Now, the Moto X looks like a perfectly decent phone to me with good battery life and interesting features. But technological “sophisticates” — thosewilling to lay out  funds to gain access to the “latest and greatest” even if it means having to “root” a phone crippled by bloatware, or those willing to pay a penalty for early withdrawal from a contract —

In the world I live in there are still a lot of people who are satisfied with having “just a phone,” keeping in mind the what passes for “just a phone” these days is more powerful than the combined computing power devoted to the Manhattan Project, the Air Force/NASA X-15 program, and the early Space Shuttle Orbiter’s primitive onboard computers.

3. Smartphone marketing is becoming boring and mainstream.

Samsung’s stage show introducing the Galaxy S4 was one indication to me that the marketing and PR surrounding smartphones has simultaneously become mainstream and increasingly irrelevant.
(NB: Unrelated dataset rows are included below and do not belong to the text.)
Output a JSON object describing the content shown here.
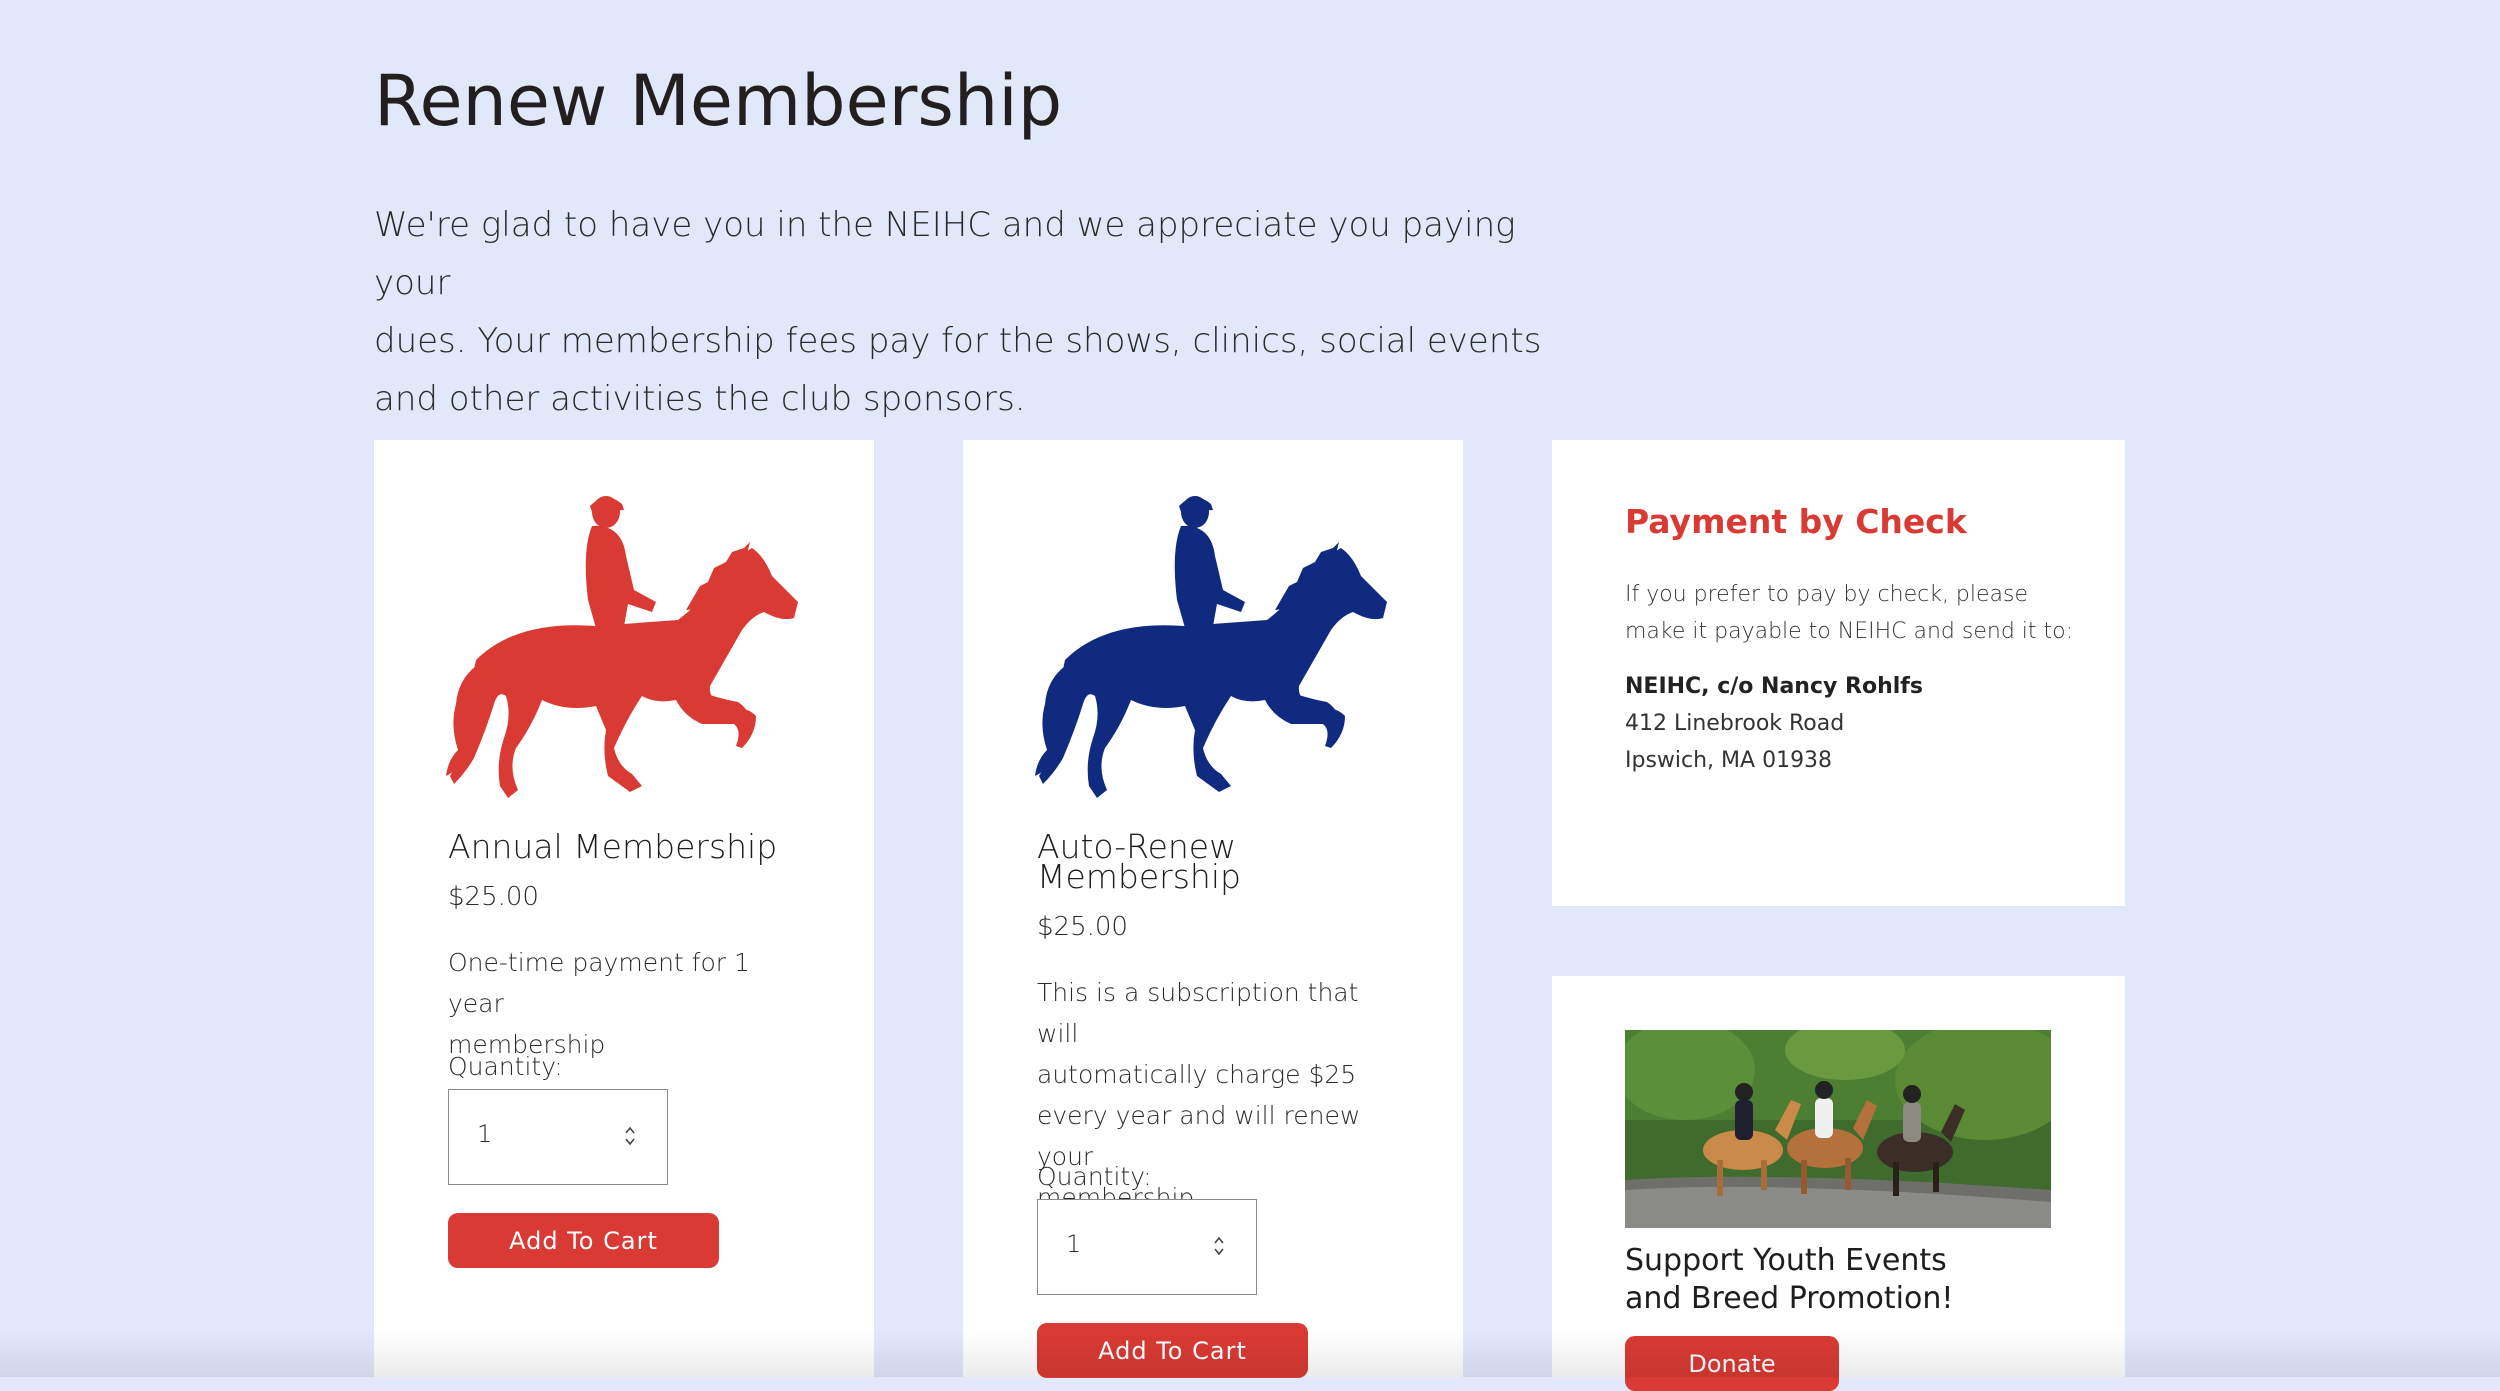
{
  "page": {
    "title": "Renew Membership",
    "intro_line1": "We're glad to have you in the NEIHC and we appreciate you paying your",
    "intro_line2": "dues. Your membership fees pay for the shows, clinics, social events",
    "intro_line3": "and other activities the club sponsors."
  },
  "colors": {
    "background": "#e1e8fa",
    "accent_red": "#d93a33",
    "navy": "#102a80"
  },
  "products": [
    {
      "icon": "horse-rider-red-icon",
      "title": "Annual Membership",
      "price": "$25.00",
      "desc_line1": "One-time payment for 1 year",
      "desc_line2": "membership",
      "quantity_label": "Quantity:",
      "quantity": "1",
      "button": "Add To Cart"
    },
    {
      "icon": "horse-rider-navy-icon",
      "title_line1": "Auto-Renew",
      "title_line2": "Membership",
      "price": "$25.00",
      "desc_line1": "This is a subscription that will",
      "desc_line2": "automatically charge $25",
      "desc_line3": "every year and will renew your",
      "desc_line4": "membership.",
      "quantity_label": "Quantity:",
      "quantity": "1",
      "button": "Add To Cart"
    }
  ],
  "check": {
    "title": "Payment by Check",
    "text_line1": "If you prefer to pay by check, please",
    "text_line2": "make it payable to NEIHC and send it to:",
    "name": "NEIHC, c/o Nancy Rohlfs",
    "street": "412 Linebrook Road",
    "city": "Ipswich, MA 01938"
  },
  "donate": {
    "heading_line1": "Support Youth Events",
    "heading_line2": "and Breed Promotion!",
    "button": "Donate"
  }
}
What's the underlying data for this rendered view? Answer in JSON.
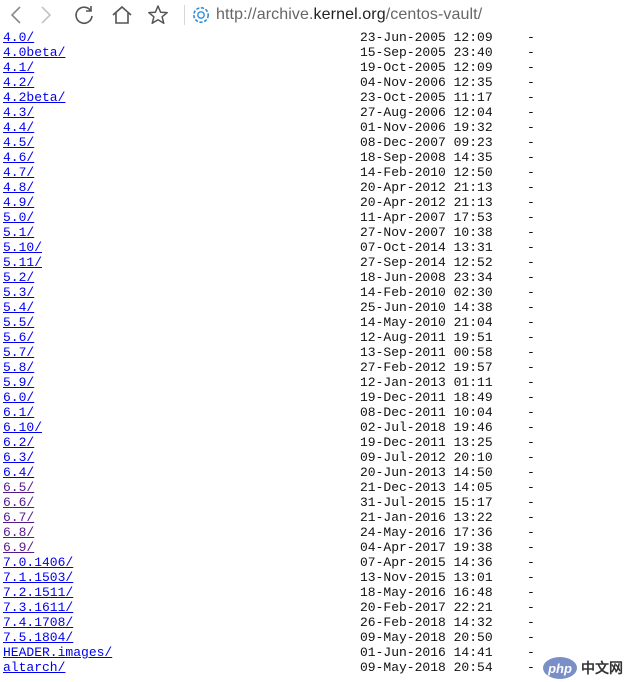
{
  "browser": {
    "url_protocol": "http://archive.",
    "url_host": "kernel.org",
    "url_path": "/centos-vault/",
    "icons": {
      "back": "back-arrow-icon",
      "forward": "forward-arrow-icon",
      "refresh": "refresh-icon",
      "home": "home-icon",
      "favorite": "star-icon",
      "site": "globe-icon"
    }
  },
  "listing": {
    "rows": [
      {
        "name": "4.0/",
        "date": "23-Jun-2005 12:09",
        "size": "-",
        "visited": false
      },
      {
        "name": "4.0beta/",
        "date": "15-Sep-2005 23:40",
        "size": "-",
        "visited": false
      },
      {
        "name": "4.1/",
        "date": "19-Oct-2005 12:09",
        "size": "-",
        "visited": false
      },
      {
        "name": "4.2/",
        "date": "04-Nov-2006 12:35",
        "size": "-",
        "visited": false
      },
      {
        "name": "4.2beta/",
        "date": "23-Oct-2005 11:17",
        "size": "-",
        "visited": false
      },
      {
        "name": "4.3/",
        "date": "27-Aug-2006 12:04",
        "size": "-",
        "visited": false
      },
      {
        "name": "4.4/",
        "date": "01-Nov-2006 19:32",
        "size": "-",
        "visited": false
      },
      {
        "name": "4.5/",
        "date": "08-Dec-2007 09:23",
        "size": "-",
        "visited": false
      },
      {
        "name": "4.6/",
        "date": "18-Sep-2008 14:35",
        "size": "-",
        "visited": false
      },
      {
        "name": "4.7/",
        "date": "14-Feb-2010 12:50",
        "size": "-",
        "visited": false
      },
      {
        "name": "4.8/",
        "date": "20-Apr-2012 21:13",
        "size": "-",
        "visited": false
      },
      {
        "name": "4.9/",
        "date": "20-Apr-2012 21:13",
        "size": "-",
        "visited": false
      },
      {
        "name": "5.0/",
        "date": "11-Apr-2007 17:53",
        "size": "-",
        "visited": false
      },
      {
        "name": "5.1/",
        "date": "27-Nov-2007 10:38",
        "size": "-",
        "visited": false
      },
      {
        "name": "5.10/",
        "date": "07-Oct-2014 13:31",
        "size": "-",
        "visited": false
      },
      {
        "name": "5.11/",
        "date": "27-Sep-2014 12:52",
        "size": "-",
        "visited": false
      },
      {
        "name": "5.2/",
        "date": "18-Jun-2008 23:34",
        "size": "-",
        "visited": false
      },
      {
        "name": "5.3/",
        "date": "14-Feb-2010 02:30",
        "size": "-",
        "visited": false
      },
      {
        "name": "5.4/",
        "date": "25-Jun-2010 14:38",
        "size": "-",
        "visited": false
      },
      {
        "name": "5.5/",
        "date": "14-May-2010 21:04",
        "size": "-",
        "visited": false
      },
      {
        "name": "5.6/",
        "date": "12-Aug-2011 19:51",
        "size": "-",
        "visited": false
      },
      {
        "name": "5.7/",
        "date": "13-Sep-2011 00:58",
        "size": "-",
        "visited": false
      },
      {
        "name": "5.8/",
        "date": "27-Feb-2012 19:57",
        "size": "-",
        "visited": false
      },
      {
        "name": "5.9/",
        "date": "12-Jan-2013 01:11",
        "size": "-",
        "visited": false
      },
      {
        "name": "6.0/",
        "date": "19-Dec-2011 18:49",
        "size": "-",
        "visited": false
      },
      {
        "name": "6.1/",
        "date": "08-Dec-2011 10:04",
        "size": "-",
        "visited": false
      },
      {
        "name": "6.10/",
        "date": "02-Jul-2018 19:46",
        "size": "-",
        "visited": false
      },
      {
        "name": "6.2/",
        "date": "19-Dec-2011 13:25",
        "size": "-",
        "visited": false
      },
      {
        "name": "6.3/",
        "date": "09-Jul-2012 20:10",
        "size": "-",
        "visited": false
      },
      {
        "name": "6.4/",
        "date": "20-Jun-2013 14:50",
        "size": "-",
        "visited": false
      },
      {
        "name": "6.5/",
        "date": "21-Dec-2013 14:05",
        "size": "-",
        "visited": true
      },
      {
        "name": "6.6/",
        "date": "31-Jul-2015 15:17",
        "size": "-",
        "visited": true
      },
      {
        "name": "6.7/",
        "date": "21-Jan-2016 13:22",
        "size": "-",
        "visited": true
      },
      {
        "name": "6.8/",
        "date": "24-May-2016 17:36",
        "size": "-",
        "visited": true
      },
      {
        "name": "6.9/",
        "date": "04-Apr-2017 19:38",
        "size": "-",
        "visited": true
      },
      {
        "name": "7.0.1406/",
        "date": "07-Apr-2015 14:36",
        "size": "-",
        "visited": false
      },
      {
        "name": "7.1.1503/",
        "date": "13-Nov-2015 13:01",
        "size": "-",
        "visited": false
      },
      {
        "name": "7.2.1511/",
        "date": "18-May-2016 16:48",
        "size": "-",
        "visited": false
      },
      {
        "name": "7.3.1611/",
        "date": "20-Feb-2017 22:21",
        "size": "-",
        "visited": false
      },
      {
        "name": "7.4.1708/",
        "date": "26-Feb-2018 14:32",
        "size": "-",
        "visited": false
      },
      {
        "name": "7.5.1804/",
        "date": "09-May-2018 20:50",
        "size": "-",
        "visited": false
      },
      {
        "name": "HEADER.images/",
        "date": "01-Jun-2016 14:41",
        "size": "-",
        "visited": false
      },
      {
        "name": "altarch/",
        "date": "09-May-2018 20:54",
        "size": "-",
        "visited": false
      }
    ]
  },
  "watermark": {
    "logo": "php",
    "text": "中文网"
  },
  "colors": {
    "link": "#0000ee",
    "visited_link": "#551a8b",
    "globe_accent": "#2f8fe0"
  }
}
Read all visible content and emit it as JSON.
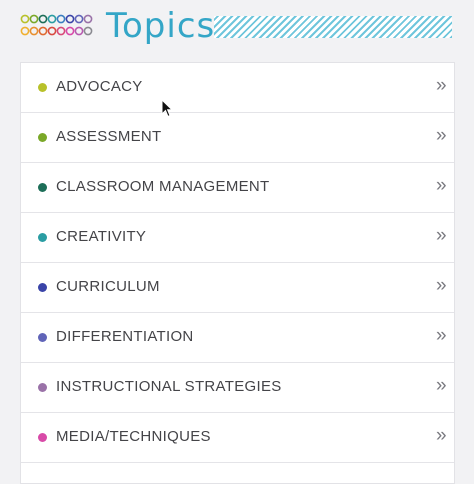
{
  "header": {
    "title": "Topics",
    "logo_icon": "circles-grid-icon"
  },
  "topics": [
    {
      "label": "ADVOCACY",
      "color": "#b8c12a"
    },
    {
      "label": "ASSESSMENT",
      "color": "#7aa828"
    },
    {
      "label": "CLASSROOM MANAGEMENT",
      "color": "#1d6e58"
    },
    {
      "label": "CREATIVITY",
      "color": "#2a9da3"
    },
    {
      "label": "CURRICULUM",
      "color": "#3a44a8"
    },
    {
      "label": "DIFFERENTIATION",
      "color": "#6064b8"
    },
    {
      "label": "INSTRUCTIONAL STRATEGIES",
      "color": "#9a72a8"
    },
    {
      "label": "MEDIA/TECHNIQUES",
      "color": "#d84aa8"
    }
  ],
  "chevron_glyph": "»"
}
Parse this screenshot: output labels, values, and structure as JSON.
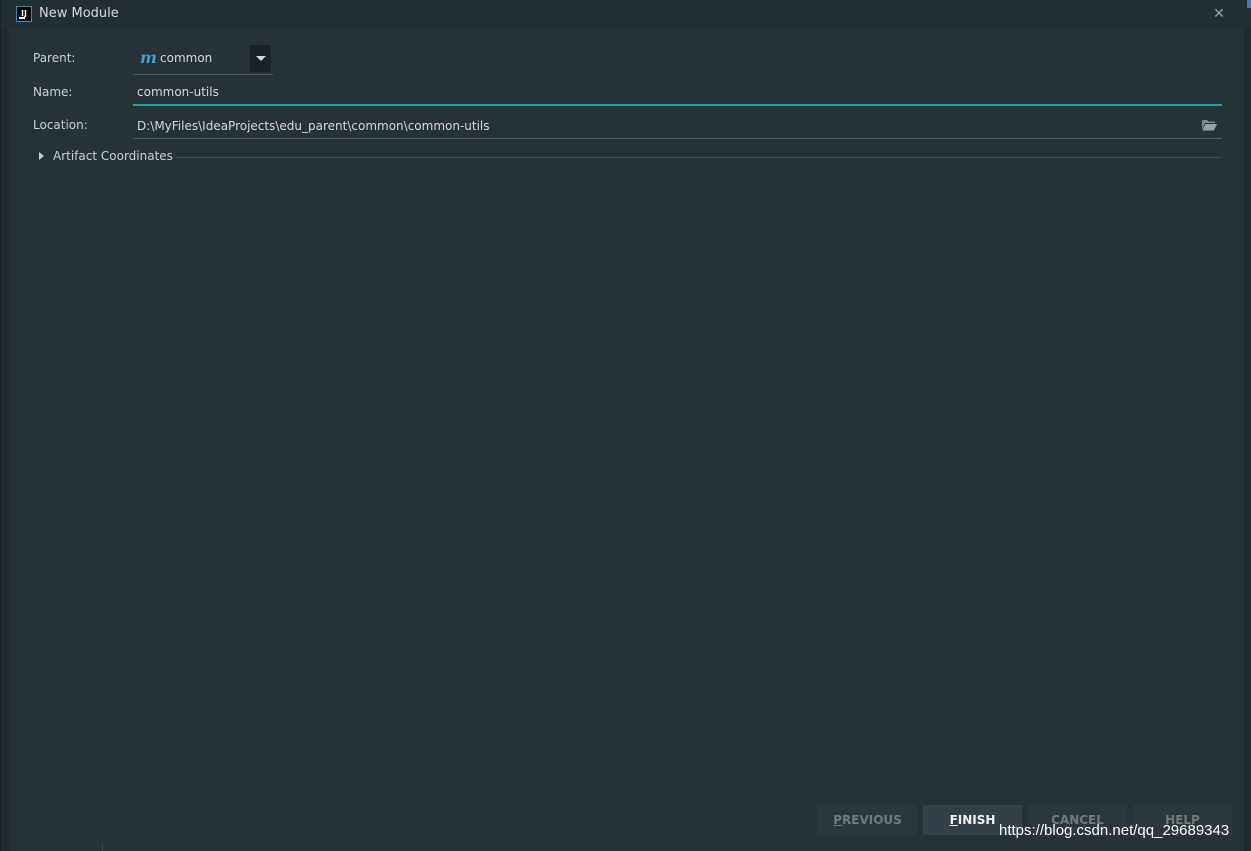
{
  "window": {
    "title": "New Module",
    "app_icon_text": "IJ"
  },
  "form": {
    "parent_label": "Parent:",
    "parent_value": "common",
    "parent_icon_letter": "m",
    "name_label": "Name:",
    "name_value": "common-utils",
    "location_label": "Location:",
    "location_value": "D:\\MyFiles\\IdeaProjects\\edu_parent\\common\\common-utils"
  },
  "section": {
    "artifact_label": "Artifact Coordinates"
  },
  "buttons": {
    "previous_first": "P",
    "previous_rest": "REVIOUS",
    "finish_first": "F",
    "finish_rest": "INISH",
    "cancel": "CANCEL",
    "help": "HELP"
  },
  "watermark": "https://blog.csdn.net/qq_29689343",
  "colors": {
    "accent_underline": "#2f9e9a",
    "module_icon": "#3d9fd6",
    "background": "#263238"
  }
}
Commercial messaging about smartphone products is taking on a life of its own, a trend that many will blame on Apple’s traditional insistence on advertising user experience with technology, not the technology itself.

For me, what I see happening is a product environment that has matured sufficiently so that engineering, development, marketing can become become separated if they are not as tightly integrated as has usually been the case with Apple. The Galaxy S4 stage show with its industry-conference-quality product hoopla, coming as it did from one of this planet’s top technology manufacturers, was embarrassing.

One of the things that happens in crowded markets where so many products share so many of the same features is that unusual features can be overlooked while unique but irrelevant features become overemphasized. That’s happening now in the smartphone market.

So what?

That marketing for smartphones has gone mainstream and is being managed along traditional marketing lines should not be a surprise. We may be seeing an environment where expectations about what individual handheld devices can do is beginning to peek, especially when the opinions of vocal technological sophisticates — those who sneer at the concept of “just a phone” — are being courted so aggressively early in the product adoption cycle.

Perhaps now the geeks and pundits need to look elsewhere for what’s new and what’s cool. Despite my own longtime interest in gadgets, I’m not at all offended that some companies focus on “giving people what they want.” If you’re ever run a business you understand the wisdom of that perspective and how much sense it makes in terms of having paying customers.